We have been thinking if you see cause to make some addition to the old house ¹ or build a new one, we will help you along with it when we get home. The reason why we write is that if you should all be well, you can be making some arrangements for the same as it takes time to build to advantage such as getting timber for joists, studs &c. & for the frame. There is nothing like having everything ready when a job is to be completed. When commencing the plan, you can adopt as you please for your own convenience. Brother Ammi has drawn a plan up. He puts it in [the letter so you] can see what his views is. But I think some other plan would be as convenient & less expensive – or at least not as long as he has drew the plan. I have been thinking it might be best to take away the east part of the old house & build on two stories high – large enough for convenience but I am a poor hand to plan when so far away from the spot & an old house in the way. If you see cause to go ahead with it, we will try to see you and help you along with the same next summer. If nothing more than we know it takes place between now and that time in any shape, you shall see cause to build. Write us on the subject in answer to this and all the news. Sister Lucy Ann, we would like to hear all the news from you and the young folks in Avon if any left & return our compliments to any that may be deserving the same. Let us know what you intend doing this winter & brother also. Write us a long letter. This 24 November 1841. A. G. & D. D. Derren
Direct to Bentonville, Benton Co., Arkansas.
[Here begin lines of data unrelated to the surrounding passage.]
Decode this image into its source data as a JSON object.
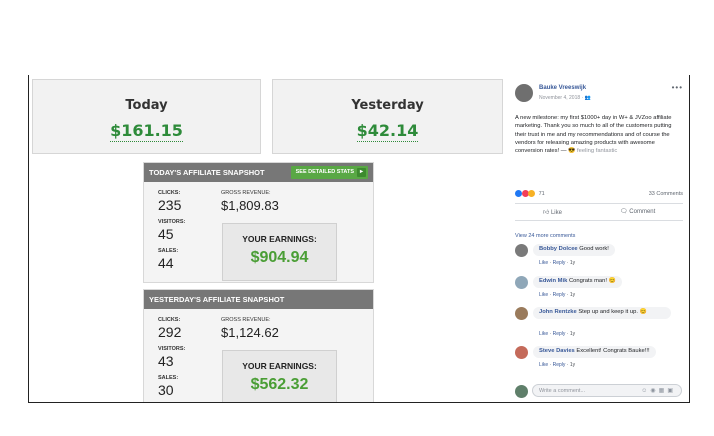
{
  "cards": {
    "today": {
      "label": "Today",
      "value": "$161.15"
    },
    "yesterday": {
      "label": "Yesterday",
      "value": "$42.14"
    }
  },
  "snapshots": [
    {
      "title": "TODAY'S AFFILIATE SNAPSHOT",
      "button": "SEE DETAILED STATS",
      "clicks_label": "CLICKS:",
      "clicks": "235",
      "visitors_label": "VISITORS:",
      "visitors": "45",
      "sales_label": "SALES:",
      "sales": "44",
      "gross_label": "GROSS REVENUE:",
      "gross": "$1,809.83",
      "earnings_label": "YOUR EARNINGS:",
      "earnings": "$904.94"
    },
    {
      "title": "YESTERDAY'S AFFILIATE SNAPSHOT",
      "clicks_label": "CLICKS:",
      "clicks": "292",
      "visitors_label": "VISITORS:",
      "visitors": "43",
      "sales_label": "SALES:",
      "sales": "30",
      "gross_label": "GROSS REVENUE:",
      "gross": "$1,124.62",
      "earnings_label": "YOUR EARNINGS:",
      "earnings": "$562.32"
    }
  ],
  "post": {
    "author": "Bauke Vreeswijk",
    "date": "November 4, 2018",
    "text": "A new milestone: my first $1000+ day in W+ & JVZoo affiliate marketing. Thank you so much to all of the customers putting their trust in me and my recommendations and of course the vendors for releasing amazing products with awesome conversion rates! —",
    "feeling": "feeling fantastic",
    "reactions": "71",
    "comments_count": "33 Comments",
    "like": "Like",
    "comment": "Comment",
    "view_more": "View 24 more comments",
    "comments": [
      {
        "name": "Bobby Dolcee",
        "text": "Good work!",
        "like": "Like",
        "reply": "Reply",
        "time": "1y"
      },
      {
        "name": "Edwin Mik",
        "text": "Congrats man!",
        "like": "Like",
        "reply": "Reply",
        "time": "1y"
      },
      {
        "name": "John Rentzke",
        "text": "Step up and keep it up.",
        "like": "Like",
        "reply": "Reply",
        "time": "1y"
      },
      {
        "name": "Steve Davies",
        "text": "Excellent! Congrats Bauke!!!",
        "like": "Like",
        "reply": "Reply",
        "time": "1y"
      }
    ],
    "write_placeholder": "Write a comment..."
  },
  "colors": {
    "green": "#2e8b3a",
    "header_gray": "#777777",
    "fb_blue": "#385898"
  }
}
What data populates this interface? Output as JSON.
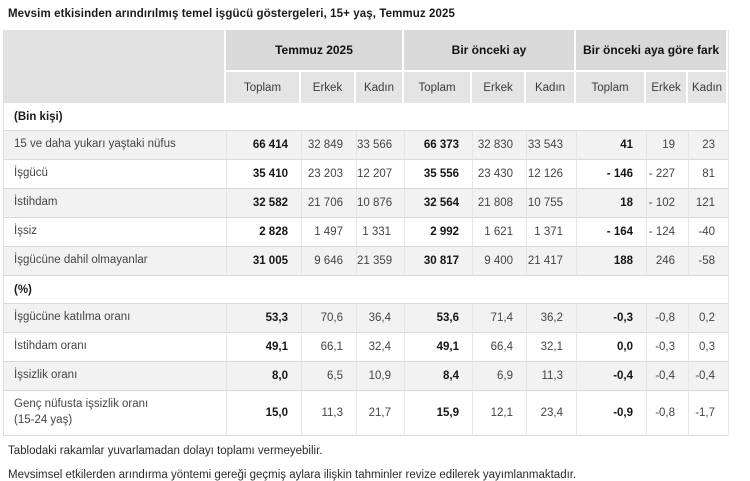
{
  "title": "Mevsim etkisinden arındırılmış temel işgücü göstergeleri, 15+ yaş, Temmuz 2025",
  "table": {
    "column_groups": [
      {
        "label": "Temmuz 2025",
        "columns": [
          "Toplam",
          "Erkek",
          "Kadın"
        ]
      },
      {
        "label": "Bir önceki ay",
        "columns": [
          "Toplam",
          "Erkek",
          "Kadın"
        ]
      },
      {
        "label": "Bir önceki aya göre fark",
        "columns": [
          "Toplam",
          "Erkek",
          "Kadın"
        ]
      }
    ],
    "sections": [
      {
        "header": "(Bin kişi)",
        "rows": [
          {
            "label": "15 ve daha yukarı yaştaki nüfus",
            "values": [
              "66 414",
              "32 849",
              "33 566",
              "66 373",
              "32 830",
              "33 543",
              "41",
              "19",
              "23"
            ]
          },
          {
            "label": "İşgücü",
            "values": [
              "35 410",
              "23 203",
              "12 207",
              "35 556",
              "23 430",
              "12 126",
              "- 146",
              "- 227",
              "81"
            ]
          },
          {
            "label": "İstihdam",
            "values": [
              "32 582",
              "21 706",
              "10 876",
              "32 564",
              "21 808",
              "10 755",
              "18",
              "- 102",
              "121"
            ]
          },
          {
            "label": "İşsiz",
            "values": [
              "2 828",
              "1 497",
              "1 331",
              "2 992",
              "1 621",
              "1 371",
              "- 164",
              "- 124",
              "-40"
            ]
          },
          {
            "label": "İşgücüne dahil olmayanlar",
            "values": [
              "31 005",
              "9 646",
              "21 359",
              "30 817",
              "9 400",
              "21 417",
              "188",
              "246",
              "-58"
            ]
          }
        ]
      },
      {
        "header": "(%)",
        "rows": [
          {
            "label": "İşgücüne katılma oranı",
            "values": [
              "53,3",
              "70,6",
              "36,4",
              "53,6",
              "71,4",
              "36,2",
              "-0,3",
              "-0,8",
              "0,2"
            ]
          },
          {
            "label": "İstihdam oranı",
            "values": [
              "49,1",
              "66,1",
              "32,4",
              "49,1",
              "66,4",
              "32,1",
              "0,0",
              "-0,3",
              "0,3"
            ]
          },
          {
            "label": "İşsizlik oranı",
            "values": [
              "8,0",
              "6,5",
              "10,9",
              "8,4",
              "6,9",
              "11,3",
              "-0,4",
              "-0,4",
              "-0,4"
            ]
          },
          {
            "label": "Genç nüfusta işsizlik oranı\n(15-24 yaş)",
            "tall": true,
            "values": [
              "15,0",
              "11,3",
              "21,7",
              "15,9",
              "12,1",
              "23,4",
              "-0,9",
              "-0,8",
              "-1,7"
            ]
          }
        ]
      }
    ]
  },
  "footnotes": [
    "Tablodaki rakamlar yuvarlamadan dolayı toplamı vermeyebilir.",
    "Mevsimsel etkilerden arındırma yöntemi gereği geçmiş aylara ilişkin tahminler revize edilerek yayımlanmaktadır."
  ],
  "colors": {
    "group_header_bg": "#d9d9d9",
    "sub_header_bg": "#e4e4e4",
    "stripe_bg": "#f2f2f2",
    "row_border": "#d9d9d9",
    "bold_text": "#161616",
    "regular_text": "#444444"
  }
}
¹ Following publication of this letter on this blogsite, I was contacted by Terri Wilson on behalf of the Avon Historical Society who informed me that the house mentioned in this letter was actually being restored. They believe the original construction occurred about 1810; it is one of three Derren (now Derrin) houses in Avon. The other 2 Derrin houses are similar to it and are just north and south, but those are private residences with a totally different look although the interior layout is the same.
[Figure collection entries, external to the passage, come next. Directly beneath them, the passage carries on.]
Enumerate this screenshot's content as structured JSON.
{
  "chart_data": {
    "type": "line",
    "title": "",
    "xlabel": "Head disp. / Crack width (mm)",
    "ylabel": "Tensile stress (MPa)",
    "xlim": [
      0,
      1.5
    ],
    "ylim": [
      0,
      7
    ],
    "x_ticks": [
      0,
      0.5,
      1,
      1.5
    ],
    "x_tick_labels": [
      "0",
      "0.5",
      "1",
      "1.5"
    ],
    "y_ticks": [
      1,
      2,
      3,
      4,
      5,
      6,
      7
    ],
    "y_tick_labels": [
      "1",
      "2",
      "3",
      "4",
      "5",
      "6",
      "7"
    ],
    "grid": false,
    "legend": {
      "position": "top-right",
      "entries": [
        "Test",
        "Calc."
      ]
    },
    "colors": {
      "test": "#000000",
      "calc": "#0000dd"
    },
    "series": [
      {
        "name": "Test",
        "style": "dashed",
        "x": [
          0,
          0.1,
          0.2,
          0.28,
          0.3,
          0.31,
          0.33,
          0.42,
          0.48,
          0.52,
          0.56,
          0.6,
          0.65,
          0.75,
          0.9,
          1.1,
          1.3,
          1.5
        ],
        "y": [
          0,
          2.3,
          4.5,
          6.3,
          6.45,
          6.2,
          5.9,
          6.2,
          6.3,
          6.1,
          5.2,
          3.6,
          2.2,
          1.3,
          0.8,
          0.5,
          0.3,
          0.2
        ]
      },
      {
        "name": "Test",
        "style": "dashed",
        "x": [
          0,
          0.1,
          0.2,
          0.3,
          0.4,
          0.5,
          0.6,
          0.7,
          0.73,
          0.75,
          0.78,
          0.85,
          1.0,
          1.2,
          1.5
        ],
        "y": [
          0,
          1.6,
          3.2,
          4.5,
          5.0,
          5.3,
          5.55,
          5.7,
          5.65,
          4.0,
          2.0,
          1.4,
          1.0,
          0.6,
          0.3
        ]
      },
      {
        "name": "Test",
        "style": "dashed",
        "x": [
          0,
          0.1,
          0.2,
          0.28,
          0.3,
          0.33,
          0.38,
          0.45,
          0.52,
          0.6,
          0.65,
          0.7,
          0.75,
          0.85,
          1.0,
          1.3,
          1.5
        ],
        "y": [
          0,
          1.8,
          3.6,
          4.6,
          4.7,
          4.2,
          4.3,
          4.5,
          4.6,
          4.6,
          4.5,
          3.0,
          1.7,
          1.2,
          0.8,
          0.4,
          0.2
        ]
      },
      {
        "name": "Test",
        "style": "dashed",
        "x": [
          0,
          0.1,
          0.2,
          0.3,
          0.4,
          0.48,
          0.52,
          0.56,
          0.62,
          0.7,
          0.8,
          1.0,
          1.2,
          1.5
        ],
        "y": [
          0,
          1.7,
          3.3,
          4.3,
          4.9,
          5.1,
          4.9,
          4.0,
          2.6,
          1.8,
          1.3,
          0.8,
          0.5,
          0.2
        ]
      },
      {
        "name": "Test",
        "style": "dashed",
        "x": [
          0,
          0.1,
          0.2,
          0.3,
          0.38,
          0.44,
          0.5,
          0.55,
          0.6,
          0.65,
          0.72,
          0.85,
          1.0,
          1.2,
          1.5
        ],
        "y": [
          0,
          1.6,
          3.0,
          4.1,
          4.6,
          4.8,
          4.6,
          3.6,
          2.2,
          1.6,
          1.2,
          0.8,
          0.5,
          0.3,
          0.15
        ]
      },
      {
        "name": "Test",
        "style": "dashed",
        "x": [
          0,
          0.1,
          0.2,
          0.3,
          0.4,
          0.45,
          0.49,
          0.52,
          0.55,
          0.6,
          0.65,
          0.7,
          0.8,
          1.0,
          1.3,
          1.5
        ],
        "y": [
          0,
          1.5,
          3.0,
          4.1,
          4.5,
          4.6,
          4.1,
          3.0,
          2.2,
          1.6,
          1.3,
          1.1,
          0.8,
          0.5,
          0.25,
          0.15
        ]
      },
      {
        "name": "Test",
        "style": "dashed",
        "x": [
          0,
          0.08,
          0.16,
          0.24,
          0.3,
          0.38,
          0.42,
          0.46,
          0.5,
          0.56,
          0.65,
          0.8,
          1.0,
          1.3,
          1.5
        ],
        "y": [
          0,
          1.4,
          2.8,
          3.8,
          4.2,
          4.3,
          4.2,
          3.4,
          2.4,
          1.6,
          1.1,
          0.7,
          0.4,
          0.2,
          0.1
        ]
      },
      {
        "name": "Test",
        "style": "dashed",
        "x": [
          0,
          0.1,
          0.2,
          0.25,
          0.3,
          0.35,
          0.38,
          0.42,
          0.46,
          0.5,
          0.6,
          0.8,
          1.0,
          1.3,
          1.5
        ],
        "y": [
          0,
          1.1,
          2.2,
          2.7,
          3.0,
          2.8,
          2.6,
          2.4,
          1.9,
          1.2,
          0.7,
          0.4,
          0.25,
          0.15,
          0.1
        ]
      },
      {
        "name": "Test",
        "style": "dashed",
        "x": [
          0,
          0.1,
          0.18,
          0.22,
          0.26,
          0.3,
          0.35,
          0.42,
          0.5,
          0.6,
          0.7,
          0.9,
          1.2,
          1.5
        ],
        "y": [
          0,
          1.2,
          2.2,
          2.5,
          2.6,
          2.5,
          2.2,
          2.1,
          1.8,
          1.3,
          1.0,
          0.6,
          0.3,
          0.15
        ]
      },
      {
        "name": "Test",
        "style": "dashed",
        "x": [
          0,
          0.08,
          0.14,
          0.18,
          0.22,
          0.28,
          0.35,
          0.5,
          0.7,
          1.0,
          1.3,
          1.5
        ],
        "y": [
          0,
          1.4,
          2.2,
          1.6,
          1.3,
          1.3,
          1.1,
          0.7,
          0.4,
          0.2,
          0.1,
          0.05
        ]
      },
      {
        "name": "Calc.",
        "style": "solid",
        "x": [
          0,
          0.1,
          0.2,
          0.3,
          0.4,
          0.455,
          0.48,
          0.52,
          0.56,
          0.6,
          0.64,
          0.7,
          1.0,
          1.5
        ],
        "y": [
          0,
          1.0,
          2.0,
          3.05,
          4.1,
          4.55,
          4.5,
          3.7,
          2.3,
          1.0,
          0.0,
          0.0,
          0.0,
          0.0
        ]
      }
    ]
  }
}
Terri wrote me that, “This house was just a simple farmhouse when we took it over 18 years ago from the State of Connecticut. The reason it was with them is because across the street, since 1954, is the First Co. Governor’s Horse Guard (oldest calvary unit still in existence in the US) and this house was their caretaker house until we got it on a lease to restore it. It is leased to use for decades at $1 a year. When we got it, as you can imagine, it was a total mess. That is why we were able to get a lease on it because the State was ready to demolish it. What you see today was done almost completely by volunteer help and some funding. The state did give us a matching grant for the roof replacement. We are still working on it but 3 summers ago we were finally able to open the first floor to visitors in the summer. It has a variety of donated furnishings that make it a true farmhouse of the mid-19th century.”
She added that, “The reason we think that letter is the match for this house is because someone this year did a genealogy of the family (which is very extensive) and traced this house directly to the names in the letter, so we are fairly sure it was their’s. Town records of that time are very scanty, so we are going by these documents, not theirs.”